Senate turns back attempt to pull U.S. troops from Kosovo
WASHINGTON (CNN) -- The Senate rejected Thursday an effort that could have led to the withdrawal of U.S. troops from the NATO-protected Yugoslav province of Kosovo if the president was not able to certify by the middle of next year that the Western allies had picked up a significant portion of the cost of the long-term Kosovo operation.
The withdrawal language, included in the regularly routine annual spending bill covering military construction projects, would have placed the next president in the difficult position of having to submit information by July 1, 2001, detailing the "shared burden" between the United States and its North Atlantic Treaty Organization partners on Kosovo.
The future of the mission would then have been put up for a congressional vote, according to the bill language.
Thursday's successful 53-47 vote came on an amendment sponsored by Sens. Carl Levin (D-Michigan) and John McCain (R-Arizona) to strike the language from the bill.
Levin insisted that the allies had already upheld their commitments, and the inclusion of the language in the spending bill was nothing more than a political maneuver.
"The Europeans now have 85 percent of the combat force, which is exactly what we wanted them to do," he said.
If the allies were not contributing a fair share of the burden, according to the bill's original language -- drafted by Sens. Robert Byrd (D-West Virginia) and John Warner (R-Virginia) -- then the United States should begin the process of withdrawing its roughly 6,000 peacekeeping troops now on the ground in Kosovo.
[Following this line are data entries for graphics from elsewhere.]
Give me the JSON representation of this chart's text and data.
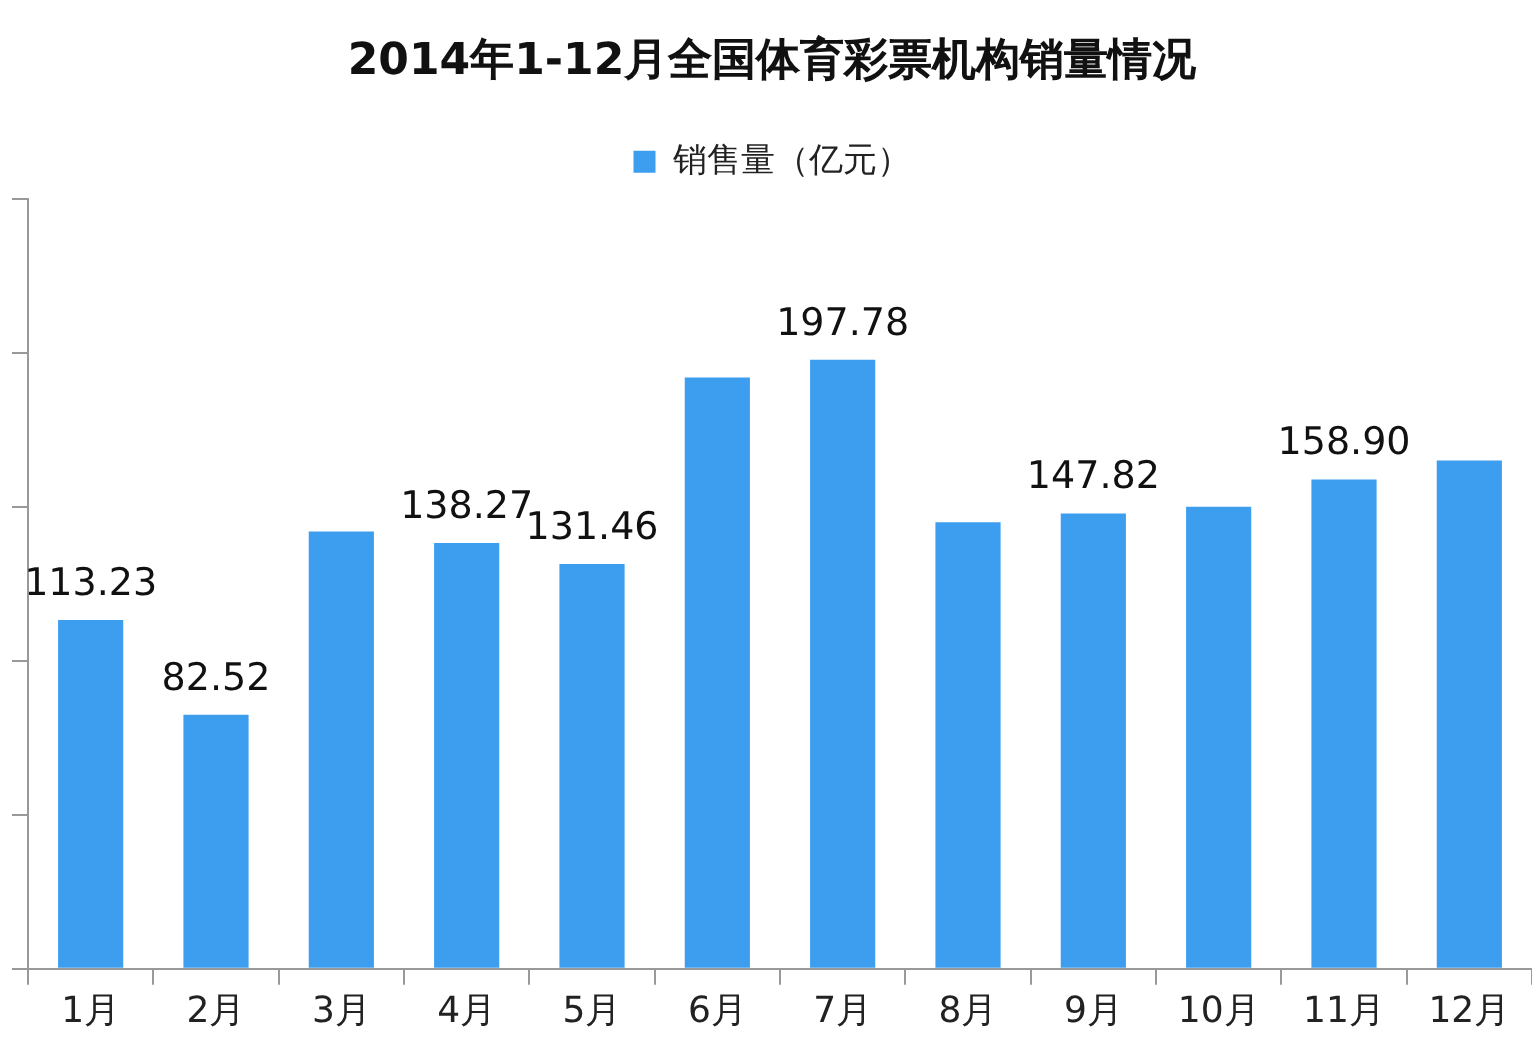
{
  "chart_data": {
    "type": "bar",
    "title": "2014年1-12月全国体育彩票机构销量情况",
    "categories": [
      "1月",
      "2月",
      "3月",
      "4月",
      "5月",
      "6月",
      "7月",
      "8月",
      "9月",
      "10月",
      "11月",
      "12月"
    ],
    "series": [
      {
        "name": "销售量（亿元）",
        "color": "#3d9ef0",
        "values": [
          113.23,
          82.52,
          142,
          138.27,
          131.46,
          192,
          197.78,
          145,
          147.82,
          150,
          158.9,
          165
        ],
        "value_labels": [
          "113.23",
          "82.52",
          null,
          "138.27",
          "131.46",
          null,
          "197.78",
          null,
          "147.82",
          null,
          "158.90",
          null
        ]
      }
    ],
    "ylim": [
      0,
      250
    ],
    "yticks": [
      {
        "value": 0,
        "label": null
      },
      {
        "value": 50,
        "label": null
      },
      {
        "value": 100,
        "label": null
      },
      {
        "value": 150,
        "label": null
      },
      {
        "value": 200,
        "label": null
      },
      {
        "value": 250,
        "label": null
      }
    ],
    "tick_labels": "x",
    "grid": false,
    "legend": "top"
  }
}
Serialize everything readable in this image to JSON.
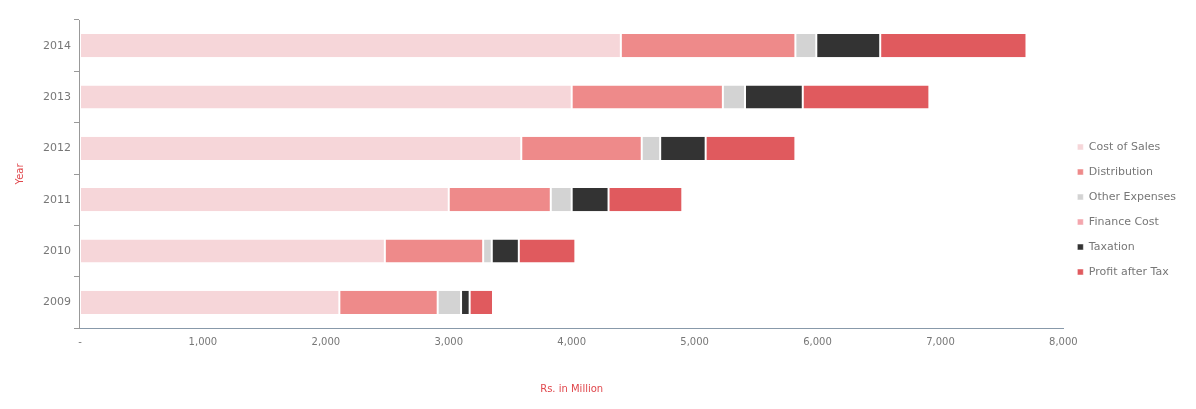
{
  "chart_data": {
    "type": "bar",
    "orientation": "horizontal",
    "stacked": true,
    "xlabel": "Rs. in Million",
    "ylabel": "Year",
    "categories": [
      "2014",
      "2013",
      "2012",
      "2011",
      "2010",
      "2009"
    ],
    "series": [
      {
        "name": "Cost of Sales",
        "color": "#f6d6d9",
        "values": [
          4400,
          4000,
          3590,
          3000,
          2480,
          2110
        ]
      },
      {
        "name": "Distribution",
        "color": "#ee8a8a",
        "values": [
          1420,
          1230,
          980,
          830,
          800,
          800
        ]
      },
      {
        "name": "Other Expenses",
        "color": "#d3d3d3",
        "values": [
          170,
          180,
          150,
          170,
          70,
          190
        ]
      },
      {
        "name": "Finance Cost",
        "color": "#f4a6ad",
        "values": [
          null,
          null,
          null,
          null,
          null,
          null
        ]
      },
      {
        "name": "Taxation",
        "color": "#333333",
        "values": [
          520,
          470,
          370,
          300,
          220,
          70
        ]
      },
      {
        "name": "Profit after Tax",
        "color": "#e05a5e",
        "values": [
          1190,
          1030,
          730,
          600,
          460,
          190
        ]
      }
    ],
    "xlim": [
      0,
      8000
    ],
    "xticks": [
      {
        "value": 0,
        "label": "-"
      },
      {
        "value": 1000,
        "label": "1,000"
      },
      {
        "value": 2000,
        "label": "2,000"
      },
      {
        "value": 3000,
        "label": "3,000"
      },
      {
        "value": 4000,
        "label": "4,000"
      },
      {
        "value": 5000,
        "label": "5,000"
      },
      {
        "value": 6000,
        "label": "6,000"
      },
      {
        "value": 7000,
        "label": "7,000"
      },
      {
        "value": 8000,
        "label": "8,000"
      }
    ],
    "grid": false,
    "legend": "right"
  }
}
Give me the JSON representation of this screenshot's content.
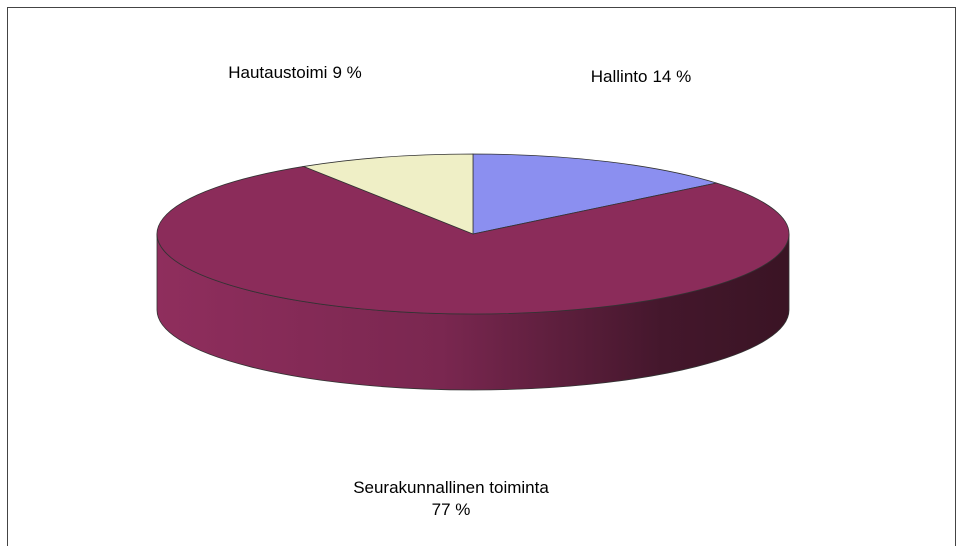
{
  "chart_data": {
    "type": "pie3d",
    "categories": [
      "Hallinto",
      "Seurakunnallinen toiminta",
      "Hautaustoimi"
    ],
    "values": [
      14,
      77,
      9
    ],
    "value_labels": [
      "14 %",
      "77 %",
      "9 %"
    ],
    "colors": [
      "#8b8ff0",
      "#8b2c5a",
      "#efefc6"
    ]
  }
}
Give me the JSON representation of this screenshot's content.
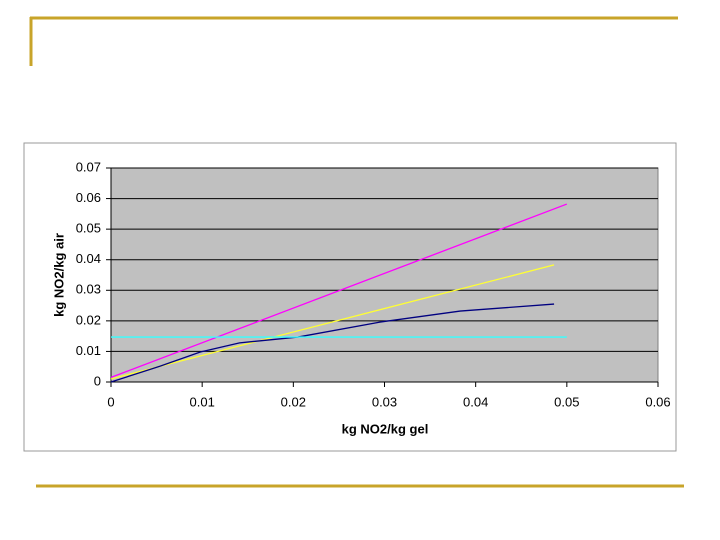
{
  "chart_data": {
    "type": "line",
    "xlabel": "kg NO2/kg gel",
    "ylabel": "kg NO2/kg air",
    "xlim": [
      0,
      0.06
    ],
    "xticks": [
      0,
      0.01,
      0.02,
      0.03,
      0.04,
      0.05,
      0.06
    ],
    "ylim": [
      0,
      0.07
    ],
    "yticks": [
      0,
      0.01,
      0.02,
      0.03,
      0.04,
      0.05,
      0.06,
      0.07
    ],
    "grid": true,
    "series": [
      {
        "color": "#ff00ff",
        "x": [
          0,
          0.05
        ],
        "values": [
          0.0015,
          0.0582
        ]
      },
      {
        "color": "#ffff33",
        "x": [
          0,
          0.0486
        ],
        "values": [
          0.001,
          0.0383
        ]
      },
      {
        "color": "#000080",
        "x": [
          0,
          0.0054,
          0.0098,
          0.0141,
          0.0205,
          0.0295,
          0.0383,
          0.0486
        ],
        "values": [
          0,
          0.0052,
          0.0098,
          0.0128,
          0.0147,
          0.0196,
          0.0232,
          0.0255
        ]
      },
      {
        "color": "#33ffff",
        "x": [
          0,
          0.05
        ],
        "values": [
          0.0147,
          0.0147
        ]
      }
    ]
  }
}
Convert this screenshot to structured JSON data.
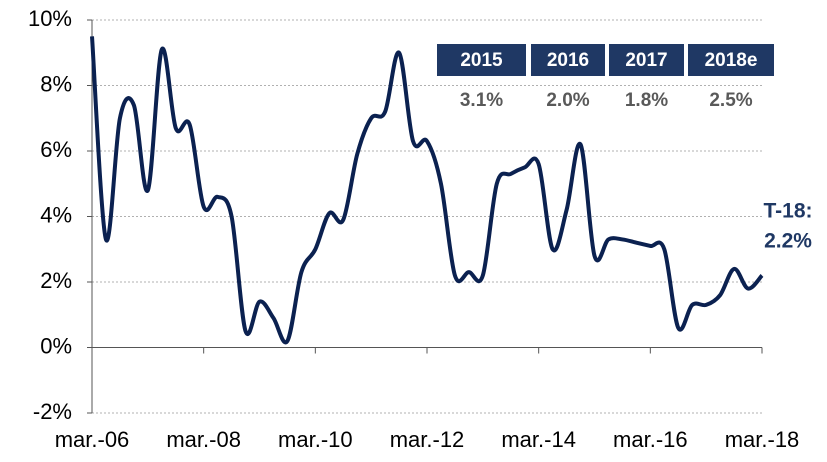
{
  "chart_data": {
    "type": "line",
    "categories": [
      "mar.-06",
      null,
      null,
      null,
      null,
      null,
      null,
      null,
      "mar.-08",
      null,
      null,
      null,
      null,
      null,
      null,
      null,
      "mar.-10",
      null,
      null,
      null,
      null,
      null,
      null,
      null,
      "mar.-12",
      null,
      null,
      null,
      null,
      null,
      null,
      null,
      "mar.-14",
      null,
      null,
      null,
      null,
      null,
      null,
      null,
      "mar.-16",
      null,
      null,
      null,
      null,
      null,
      null,
      null,
      "mar.-18"
    ],
    "series": [
      {
        "color": "#0b2150",
        "values": [
          9.5,
          3.3,
          7.0,
          7.4,
          4.8,
          9.1,
          6.7,
          6.8,
          4.3,
          4.6,
          4.0,
          0.5,
          1.4,
          0.9,
          0.2,
          2.3,
          3.0,
          4.1,
          3.9,
          5.9,
          7.0,
          7.2,
          9.0,
          6.3,
          6.3,
          5.0,
          2.2,
          2.3,
          2.2,
          5.0,
          5.3,
          5.5,
          5.6,
          3.0,
          4.2,
          6.2,
          2.8,
          3.3,
          3.3,
          3.2,
          3.1,
          3.0,
          0.6,
          1.3,
          1.3,
          1.6,
          2.4,
          1.8,
          2.2
        ]
      }
    ],
    "ylim": [
      -2,
      10
    ],
    "yticks": [
      {
        "value": -2,
        "label": "-2%"
      },
      {
        "value": 0,
        "label": "0%"
      },
      {
        "value": 2,
        "label": "2%"
      },
      {
        "value": 4,
        "label": "4%"
      },
      {
        "value": 6,
        "label": "6%"
      },
      {
        "value": 8,
        "label": "8%"
      },
      {
        "value": 10,
        "label": "10%"
      }
    ],
    "grid": true,
    "annotations": [
      "T-18:",
      "2.2%"
    ],
    "table": {
      "headers": [
        "2015",
        "2016",
        "2017",
        "2018e"
      ],
      "values": [
        "3.1%",
        "2.0%",
        "1.8%",
        "2.5%"
      ]
    }
  }
}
The House voted 264-153 on Wednesday to add similar bipartisan language to its version of the fiscal 2001 military construction appropriations bill.
The House amendment would call on the next president to certify by April 1, 2001, that the NATO allies had met their commitments to fund police, housing, reconstruction and humanitarian aid in the ethnically torn Balkan province.
The 10-hour debate in the Senate was often spirited, with supporters of the Byrd-Warner language saying the issue centered on Congress' power of the purse -- that the legislative branch's constitutionally granted ability to fund all operations of government and the military should give it a significant say in the allocation, deployment and use of U.S. forces overseas.
That power, Byrd insisted, has been usurped by recent presidential administrations -- most notably by the Clinton Administration's dispatching of ground forces to Kosovo after the NATO air campaign against the Serbian-controlled Yugoslav military came to an end last year.
"This is an issue of whether Congress is upholding its power," Byrd said. "It is about the arrogance of power in a White House that insists on putting our men and women in harm's way and spending tax dollars without the consent of their elected representatives."
"All this does is say to our allies: 'Uphold your commitments,'" said Senate Majority Leader Trent Lott (R-Mississippi) in support of the provision.
But others in the Senate, Republicans and Democrats alike, blasted the process, saying that while they may have believed in the aim of the language, they could not support the unorthodox way in which it was being shepherded through the upper chamber.
"What we're doing here is very unusual," said an animated McCain, the one-time GOP 2000 presidential candidate and scion of a family with a long military tradition.
"I've never seen an issue of this importance placed in a military construction bill," McCain said. "A routine piece of legislation has now become a matter of grave importance."
McCain, speaking on the floor, praised his once bitter Republican presidential rival, Texas Gov. George W. Bush, for taking a position contrary to the Byrd-Warner language.
Vice President Al Gore was in the Senate chamber for the vote.
The language, McCain quoted Bush as saying, represented "an overreach of congressional authority."
Others who spoke out against the language argued that it should have been considered in the proper forum -- such as the Senate Armed Services and Foreign Relations Committees -- rather then the Appropriations Committee, and that it could cause significant damage to the NATO alliance.
"This is not a responsible way to discuss this measure," said Sen. Chuck Hagel (R-Nebraska). "It could create a vacuum."
Senate Minority Leader Tom Daschle (D-South Dakota), placed an emergency telephone call to Vice President Al Gore on Thursday afternoon, asking him to make an appearance on Capitol Hill to act in his capacity as President of the Senate in case a tie-breaking vote was needed on the Levin amendment.
The vote was not necessary, but Gore stayed in the Senate chamber through the vote, just in case.